Bütün bunların yanında BDP'nin PKK ile olan ayrılmaz bağının her gün basına yansıması da seçim çalışmaları ile meşgul olan BDP açısından bir dezavantaj yaratıyor. 29 Mart 2009 tarihindeki yerel seçimleri öncesi Iğdır Belediye Başkanı Mehmet Nuri Güneş'in PKK'lılarla görüştüğü, Güneş'in "Kaybedersek sorumlusun" diyen PKK'lıya "Bilmez miyim, ara sıra kulağımızın pasını gider" yanıtını verdiği, gizli bir tanığın Güneş'in PKK üyesi olduğunu, Orduevi bahçesinde bomba eylemini azmettirdiğini, ölen PKK'lıların ailelerine yardım yaptığını söylediği, PKK'nın Ermenistan kamp sorumlusu Reyis Gülturan'ın tek tek aradığı BDP dışındaki partiden adayları, "Adaylıktan çekil. Senin ya da ailenin başına bir şey gelirse PKK sorumludur", soruşturma savcısını da "Kürt düşmanlığı yapan seni uyarıyorum" diye tehdit ettiği, PKK'nın İran kamp sorumlusu Cimşit Kömekçi'nin ise köylülere "Oylarını BDP'ye vermeleri konusunda" baskı yaptığı şeklinde Sabah Gazetesi'nde çıkan haberlerin benzerlerinin 2011 seçimlerinde de yayınlanmasından çekinen BDP'nin sıkıntılı günler yaşadığı tahmin ediliyor.

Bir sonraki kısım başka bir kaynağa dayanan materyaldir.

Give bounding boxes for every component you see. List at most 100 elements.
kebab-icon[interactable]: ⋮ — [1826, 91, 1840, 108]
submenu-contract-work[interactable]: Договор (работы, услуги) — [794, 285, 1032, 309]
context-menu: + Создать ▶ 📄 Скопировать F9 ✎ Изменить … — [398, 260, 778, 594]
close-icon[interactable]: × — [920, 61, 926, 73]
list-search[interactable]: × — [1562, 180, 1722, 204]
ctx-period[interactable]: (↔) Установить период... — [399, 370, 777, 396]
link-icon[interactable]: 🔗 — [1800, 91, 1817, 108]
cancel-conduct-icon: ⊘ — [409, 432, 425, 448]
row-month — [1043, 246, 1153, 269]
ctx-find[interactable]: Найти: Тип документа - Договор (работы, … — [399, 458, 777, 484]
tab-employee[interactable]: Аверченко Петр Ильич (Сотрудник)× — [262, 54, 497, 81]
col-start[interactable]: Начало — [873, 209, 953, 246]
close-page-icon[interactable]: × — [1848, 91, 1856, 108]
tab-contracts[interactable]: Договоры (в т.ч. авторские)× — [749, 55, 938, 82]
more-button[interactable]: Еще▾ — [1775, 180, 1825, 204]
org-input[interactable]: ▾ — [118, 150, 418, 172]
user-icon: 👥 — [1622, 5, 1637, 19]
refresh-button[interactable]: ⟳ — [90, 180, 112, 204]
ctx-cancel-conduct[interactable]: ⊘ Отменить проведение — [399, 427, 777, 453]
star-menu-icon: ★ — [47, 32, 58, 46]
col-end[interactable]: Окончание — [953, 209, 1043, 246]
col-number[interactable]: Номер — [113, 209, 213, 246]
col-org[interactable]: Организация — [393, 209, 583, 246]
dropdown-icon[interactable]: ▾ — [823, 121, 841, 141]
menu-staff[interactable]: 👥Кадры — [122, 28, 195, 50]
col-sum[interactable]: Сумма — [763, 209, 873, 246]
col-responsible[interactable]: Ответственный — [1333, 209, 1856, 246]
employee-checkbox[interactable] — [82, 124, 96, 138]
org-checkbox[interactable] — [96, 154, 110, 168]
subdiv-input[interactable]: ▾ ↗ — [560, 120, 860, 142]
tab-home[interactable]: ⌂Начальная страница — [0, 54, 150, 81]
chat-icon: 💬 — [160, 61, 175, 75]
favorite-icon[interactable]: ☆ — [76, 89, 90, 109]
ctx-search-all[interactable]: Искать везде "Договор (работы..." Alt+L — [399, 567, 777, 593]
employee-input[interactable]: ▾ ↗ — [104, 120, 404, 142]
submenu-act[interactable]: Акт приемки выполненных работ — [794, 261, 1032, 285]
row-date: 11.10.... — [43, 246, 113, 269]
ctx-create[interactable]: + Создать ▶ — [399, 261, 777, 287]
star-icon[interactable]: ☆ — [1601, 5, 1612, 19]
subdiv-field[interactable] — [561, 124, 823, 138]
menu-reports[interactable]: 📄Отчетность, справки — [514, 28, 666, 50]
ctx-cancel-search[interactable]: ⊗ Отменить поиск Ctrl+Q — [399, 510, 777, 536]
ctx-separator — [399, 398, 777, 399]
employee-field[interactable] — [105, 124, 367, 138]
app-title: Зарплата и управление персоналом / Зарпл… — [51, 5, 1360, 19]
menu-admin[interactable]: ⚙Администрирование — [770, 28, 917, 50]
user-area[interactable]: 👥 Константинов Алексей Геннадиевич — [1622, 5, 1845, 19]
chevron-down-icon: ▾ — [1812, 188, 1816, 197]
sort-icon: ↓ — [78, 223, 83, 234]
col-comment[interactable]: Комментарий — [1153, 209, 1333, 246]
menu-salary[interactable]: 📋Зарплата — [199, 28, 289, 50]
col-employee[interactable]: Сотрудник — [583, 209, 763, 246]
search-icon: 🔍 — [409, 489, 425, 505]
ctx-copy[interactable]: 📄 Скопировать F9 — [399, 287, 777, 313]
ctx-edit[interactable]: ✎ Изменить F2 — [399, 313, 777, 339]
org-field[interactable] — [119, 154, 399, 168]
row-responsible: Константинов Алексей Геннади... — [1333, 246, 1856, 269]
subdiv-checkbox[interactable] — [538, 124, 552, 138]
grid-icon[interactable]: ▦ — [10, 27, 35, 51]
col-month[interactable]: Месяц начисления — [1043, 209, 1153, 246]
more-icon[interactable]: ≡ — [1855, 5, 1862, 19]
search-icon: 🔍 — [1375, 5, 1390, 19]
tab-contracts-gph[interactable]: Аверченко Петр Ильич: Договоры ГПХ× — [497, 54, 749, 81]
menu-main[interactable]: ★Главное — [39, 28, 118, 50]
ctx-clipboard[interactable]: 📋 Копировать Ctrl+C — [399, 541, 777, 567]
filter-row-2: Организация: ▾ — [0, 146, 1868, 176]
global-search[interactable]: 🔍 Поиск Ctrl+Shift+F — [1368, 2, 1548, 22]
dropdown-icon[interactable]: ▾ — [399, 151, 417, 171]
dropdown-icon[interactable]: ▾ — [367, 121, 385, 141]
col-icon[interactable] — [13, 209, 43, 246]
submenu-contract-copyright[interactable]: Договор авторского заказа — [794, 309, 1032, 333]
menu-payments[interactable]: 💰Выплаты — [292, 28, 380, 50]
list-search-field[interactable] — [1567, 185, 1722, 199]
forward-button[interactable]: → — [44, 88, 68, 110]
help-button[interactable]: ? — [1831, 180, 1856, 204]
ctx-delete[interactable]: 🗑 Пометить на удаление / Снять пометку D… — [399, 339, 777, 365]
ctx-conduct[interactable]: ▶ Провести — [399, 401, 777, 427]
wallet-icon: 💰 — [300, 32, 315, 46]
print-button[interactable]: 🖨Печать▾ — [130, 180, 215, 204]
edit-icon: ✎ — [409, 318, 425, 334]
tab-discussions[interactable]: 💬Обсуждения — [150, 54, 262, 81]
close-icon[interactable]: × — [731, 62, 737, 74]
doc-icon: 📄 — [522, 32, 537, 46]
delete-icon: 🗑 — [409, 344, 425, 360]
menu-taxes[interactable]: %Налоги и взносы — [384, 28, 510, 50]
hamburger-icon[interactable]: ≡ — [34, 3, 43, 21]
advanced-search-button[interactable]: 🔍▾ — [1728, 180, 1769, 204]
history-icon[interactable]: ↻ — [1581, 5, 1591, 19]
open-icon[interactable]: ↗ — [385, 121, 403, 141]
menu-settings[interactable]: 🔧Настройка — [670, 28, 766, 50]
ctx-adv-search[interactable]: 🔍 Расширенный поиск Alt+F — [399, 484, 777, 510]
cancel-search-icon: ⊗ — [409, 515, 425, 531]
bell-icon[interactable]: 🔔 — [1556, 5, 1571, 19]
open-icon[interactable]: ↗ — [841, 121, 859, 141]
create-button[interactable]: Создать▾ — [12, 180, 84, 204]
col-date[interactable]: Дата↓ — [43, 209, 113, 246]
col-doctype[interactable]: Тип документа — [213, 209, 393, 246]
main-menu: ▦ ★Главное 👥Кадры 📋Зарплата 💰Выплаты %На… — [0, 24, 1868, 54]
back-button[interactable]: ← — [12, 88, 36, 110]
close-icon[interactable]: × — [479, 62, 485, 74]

BDP'nin 2009 seçim sonuçlarını Türkiye'deki demokratik ortama borçlu olduğunu unutmaması, bu yol ayrımında tercihini, partisini yerel yönetime taşıyan demokrasiye uygun yöntemleri geliştirmekten yana kullanması uygun görünürken, bunun ilk koşulunun ise, PKK terörü ve silahlı mücadeleye karşı duruşu ortaya koymaktan, şiddete karşı net bir tavır almaktan ve bundan sonraki yol haritasını sivil demokrasiyi çizecek yönde kullanmaktan geçtiğini idrak ederek 2011 seçimlerinde de ona göre tavır belirlemesi gerekiyor. Bu takdirde BDP'nin, tabanının özlem ve beklentilerini dikkate aldığı kanısına kamuoyu nezdinde güç katacağı ve yarattığı olumlu atmosferden sağlayacağı destek oranında PKK talep ve yönlendirmelerine "hayır" deme şansını güçlendireceği biliniyor. Yani legal çalışma olanaklarını sınırsız zorlayarak halkın barış, huzur ve hizmet beklentilerine gereken cevabı verebileceği düşünülüyor. BDP'nin artık bundan sonra demokrasinin peşinden son hızla koşması ve kendisine oy verenlerin beklentilerine uygun olarak huzur ve barışa sıkı sıkı tutunması gerekiyor.